Steps to Break Free from Emotional Attachment to Things

If you’ve ever found yourself in a similar situation—where emotional attachment to things is clouding your judgment—there are three practical steps to break free.

I. Be Generous

Generosity is the antidote to materialism. When you give, you loosen the grip of material items overtaking the desires of your heart. I once listened to a podcast episode where a Jewish rabbi shared his approach to giving. He explained that he gives money to anyone who asks for it, whether it’s a person on the street or a charitable organization. By giving away what you have, you stop hoarding it. In turn, you free yourself from its control.

In my life, I’ve adopted a similar practice. If I see someone in need, whether at a stoplight or outside a store, I give what I can. It's not about the amount but about the act of letting go. Jesus reminds us that when we give to the least of our brothers and sisters, we give to Him (Matthew 25:40). What if the person asking for help was Jesus?

II. Embracing a Stewardship Mentality

It’s easy to think that everything we have belongs to us, but Scripture reminds us that God owns it all. Psalm 24:1 says, “The earth is the Lord’s, and everything in it, the world, and all who live in it.” Every dollar earned and every possession owned is a gift from God. Christian parents are called to be faithful stewards of the resources entrusted to us.

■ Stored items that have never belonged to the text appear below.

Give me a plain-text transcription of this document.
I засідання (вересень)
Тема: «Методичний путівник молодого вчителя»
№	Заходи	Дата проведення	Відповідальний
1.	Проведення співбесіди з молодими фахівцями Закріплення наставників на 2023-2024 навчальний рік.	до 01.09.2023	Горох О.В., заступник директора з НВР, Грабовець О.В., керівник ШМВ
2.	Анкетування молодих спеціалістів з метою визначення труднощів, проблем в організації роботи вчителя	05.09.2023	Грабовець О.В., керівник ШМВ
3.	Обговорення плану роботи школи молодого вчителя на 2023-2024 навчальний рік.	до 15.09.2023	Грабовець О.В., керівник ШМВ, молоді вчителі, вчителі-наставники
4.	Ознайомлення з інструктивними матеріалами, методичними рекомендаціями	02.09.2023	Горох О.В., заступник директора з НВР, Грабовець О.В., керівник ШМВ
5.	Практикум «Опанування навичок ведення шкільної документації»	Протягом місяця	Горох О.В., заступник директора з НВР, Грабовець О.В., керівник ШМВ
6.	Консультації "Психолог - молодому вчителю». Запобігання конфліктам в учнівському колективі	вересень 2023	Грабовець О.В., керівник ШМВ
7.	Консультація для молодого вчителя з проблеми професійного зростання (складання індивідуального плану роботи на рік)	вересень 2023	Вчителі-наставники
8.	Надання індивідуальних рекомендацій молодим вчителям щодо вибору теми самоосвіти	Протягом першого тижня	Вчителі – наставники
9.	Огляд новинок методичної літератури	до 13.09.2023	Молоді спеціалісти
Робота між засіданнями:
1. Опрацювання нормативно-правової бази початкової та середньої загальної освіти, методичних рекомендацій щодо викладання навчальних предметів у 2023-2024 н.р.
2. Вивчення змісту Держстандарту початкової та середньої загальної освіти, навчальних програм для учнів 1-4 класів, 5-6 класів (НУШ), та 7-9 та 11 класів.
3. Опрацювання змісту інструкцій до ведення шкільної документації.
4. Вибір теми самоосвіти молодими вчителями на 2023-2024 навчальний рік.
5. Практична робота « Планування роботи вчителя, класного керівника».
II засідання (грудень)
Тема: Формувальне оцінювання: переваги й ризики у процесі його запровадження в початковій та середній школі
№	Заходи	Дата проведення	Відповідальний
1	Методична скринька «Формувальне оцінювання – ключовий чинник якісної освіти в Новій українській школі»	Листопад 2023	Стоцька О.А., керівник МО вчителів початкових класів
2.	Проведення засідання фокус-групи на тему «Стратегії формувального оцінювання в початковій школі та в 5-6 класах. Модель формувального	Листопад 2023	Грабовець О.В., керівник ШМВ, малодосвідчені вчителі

This stewardship mentality means stepping back and asking God how He wants us to use our time, talent, and treasure. Do we give generously? Do we invest in ways that multiply our resources for future generations? Stewardship doesn’t just mean managing money; it also means investing in relationships and time with our children. It involves teaching them to live in a God-honoring manner.

For example, I’m currently working with a family who earns a similar income to the first couple mentioned above. Instead of being caught up in materialism, they live in a modest home and keep discretionary expenses within reasonable limits. They even considered moving to a more expensive home closer to their daughters’ private schools to reduce the commute time. However, after modeling how this would affect their long-term financial goals, they decided against it. Staying in their current home allows them to save aggressively for college expenses and early retirement.

III. Seek Wise Counsel

The Bible is full of wisdom about seeking counsel. Proverbs 11:14 reminds us, “Where there is no guidance, a people falls, but in an abundance of counselors, there is safety.”

When making financial decisions, especially those rooted in emotional attachment, seeking wise counsel is crucial. This might mean working with a financial advisor who shares your values or discussing important decisions with trusted friends, family members, or church leaders.

Organizations like Faith FI and Compass Catholic offer excellent resources on cash flow, debt management, and budgeting from a faith-based perspective. Contact us for a free initial call if you’re ready to move beyond budgeting and focus on higher-level topics like investment strategy, tax optimization, and retirement planning.

If you’re struggling with emotional attachment to material things, reaching out for guidance is a wise and humble step in the right direction.

Conclusion: Trust God

Emotional attachment—whether to people or things—is a natural part of life, even for Christian parents. God designed us to love deeply, but He also calls us to trust Him with attachments. When we hold on too tightly to people or possessions, we risk putting them before God.

But when we open our hearts and hands, trusting that God will provide, we experience the freedom and peace that comes from living in His will.

So, the next time you feel the tug of emotional attachment, pause and ask, “Is this bringing me closer to God, or is it pulling me away?” Embrace generosity, live with a stewardship mindset, and seek wise counsel. In doing so, you will honor God with your resources, invest in what truly matters, and experience the richness of life He has planned for you.

Let’s remember, as Ecclesiastes teaches us, there is indeed a time to mourn and a time to dance. May we, as Christian parents, navigate both with grace, faith, and love, trusting God in every season of life.